Na última edição do PLANALTO – Festival das Artes, em 2021, desafiámos artistas, parceiros, públicos, comunidades e território a fazer uma reflexão profunda sobre a construção dos lugares do futuro. Este exercício baseava-se na ideia de uma reconstrução e recuperação de quotidianos, pós-pandemia, em que a humanidade estaria num processo crescente de saída dos lugares mais profundos da incerteza. Chegados aqui, a incerteza, inesperadamente, engoliu o mundo por inteiro numa repetição da história que acreditávamos não ser possível.

Ao preparar a curadoria e o desenho estrutural da edição de 2022, e relendo o editorial da anterior edição, vejo-me inevitavelmente confrontado com a duplicidade temporal que separam o contexto do texto escrito do contexto do texto lido. Surge-me então a questão se pode a mente ou até mesmo a própria linguagem – na eventual existência de um campo sensorial – percepcionarem uma realidade disfarçada (futuro hipotético) antes da própria existência da realidade (presente concreto).
Se assim for, qual é o poder da palavra na total redefinição da significação tendo em conta os espaços temporais e históricos que separam os momentos do texto escrito e do texto lido.
Aceitando que os lugares do futuro (hipotético) foram boicotados pela realidade (concreta), surge-me de imediato a palavra que foi o gatilho para o pensamento estrutural de toda esta edição: ação. Se por um lado, em 2021, nos propusemos a deixar em aberto os lugares do futuro, em 2022, queremos afirmar veemente a necessidade de cada um de nós, individual ou coletivamente, se convocar na implicação de ações concretas com impatos de representatividade em questões, entre outras, culturais, sociais e humanas.
Olhando para a programação desta 3a edição, e subtraindo dela o foco do discurso que nos propomos a idealizar, foi evidente a existência de três premissas que adoptamos de forma muito natural como pilares curatoriais: a palavra, o corpo e o gesto. Simultaneamente, estas três palavras, têm preciamente a ação como denominador comum.
Mas o que pode a palavra, o corpo e o gesto?

Palavra
(latim parabola)
Teremos na linguagem o espelho das nossas ações. Da natureza e da criatividade, de uma
concretude dos designios linguísticos que conferem à palavra a força da signIficação.

Corpo
(latim corpus)
O corpo, que na verdade, é o grande denominador comum da nossa espécie, conta-nos nesta edição como o podemos implicar na multiplicidade de discursos, manifestos, lugares, mundos e histórias. Que corpos são estes que se implicam na mudança das paisagens do Mundo?

Gesto
(latim gestus)
Acreditamos que é na permeabilidade dos gestos, e na observação silenciosa dos mesmos que podemos encontrar a mais profunda e sublime poesia de uma linguagem gestual significativa de anseios, ambições e impulsos para a criação de pontes humanitárias. É o gesto, esse potenciador e detentor de ações visíveis e invisiveis que urge hoje numa urgência sob os outros e sob nós próprios.
Que gestos podemos nós imprimir no desenho de um território e da nossa própria condição humana?
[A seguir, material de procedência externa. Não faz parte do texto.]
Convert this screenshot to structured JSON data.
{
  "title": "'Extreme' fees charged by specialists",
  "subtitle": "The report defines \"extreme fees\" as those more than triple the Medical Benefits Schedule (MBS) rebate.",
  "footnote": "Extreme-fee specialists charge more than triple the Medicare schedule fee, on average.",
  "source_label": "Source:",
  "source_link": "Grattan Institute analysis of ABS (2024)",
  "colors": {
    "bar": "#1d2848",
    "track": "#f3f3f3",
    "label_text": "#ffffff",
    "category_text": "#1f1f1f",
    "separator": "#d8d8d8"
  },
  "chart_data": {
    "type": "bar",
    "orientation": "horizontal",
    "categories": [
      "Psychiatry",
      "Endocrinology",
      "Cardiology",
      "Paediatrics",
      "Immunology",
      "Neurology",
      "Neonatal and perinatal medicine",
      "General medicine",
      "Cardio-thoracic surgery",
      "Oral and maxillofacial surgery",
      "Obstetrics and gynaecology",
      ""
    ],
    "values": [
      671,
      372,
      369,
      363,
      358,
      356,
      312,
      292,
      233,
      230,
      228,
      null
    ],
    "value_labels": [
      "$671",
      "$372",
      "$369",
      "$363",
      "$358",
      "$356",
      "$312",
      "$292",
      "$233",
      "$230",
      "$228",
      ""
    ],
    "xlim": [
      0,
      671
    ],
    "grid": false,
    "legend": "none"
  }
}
Que território? Que poemas?
Estas e outras perguntas que nos fazemos, são trilhos da incerteza, mas às quais não esperamos respostas. São principíos continuados que devemos perpetuar num questionamento constante do que deve e pode ser um lugar comum e que pluralidades podem caber dentro. Acima de tudo, e em continuidade com o muito que já fizémos até aqui em apenas duas edições, gostávamos de estimular todos os que aqui vivem, mas também os que nos visitam, a ser zeladores e defensores
de um território que acolhemos como nosso e que é comum ao mundo.

Em 2022, para além da habitual programação nas vilas de Moimenta da Beira e Leomil, viveremos muitos desta edição também pelas aldeias de Soutosa, Segões, Castelo, Paradinha e Fornos.

É nesta vivência e na conjugação das palavras, dos corpos e dos gestos que acreditamos poder construir-se um poema geográfico. É aqui que chegamos ao manifesto desta edição que pretende pensar, criar e agir sobre a ideia de “TERRITÓRIO COMO POEMA”.
Agiremos sobre esta multiplicidade de vozes, linguagens, estéticas e texturas em que se forma a paisagem sonora do festival. E é essa multiplicidade, que transmite a complexidade de sons inerentes ao presente.
Abordaremos o espaço púbilco tentando criar máxima absorção das práticas culturais e artísticas, dissipando a sua instantaneadade, e reforçando os seus processos de
transformação e de construção coletiva e de imaginação partilhada. Acreditamos que nada se perderá porque este investimento é urgente agora mesmo e para o nosso futuro.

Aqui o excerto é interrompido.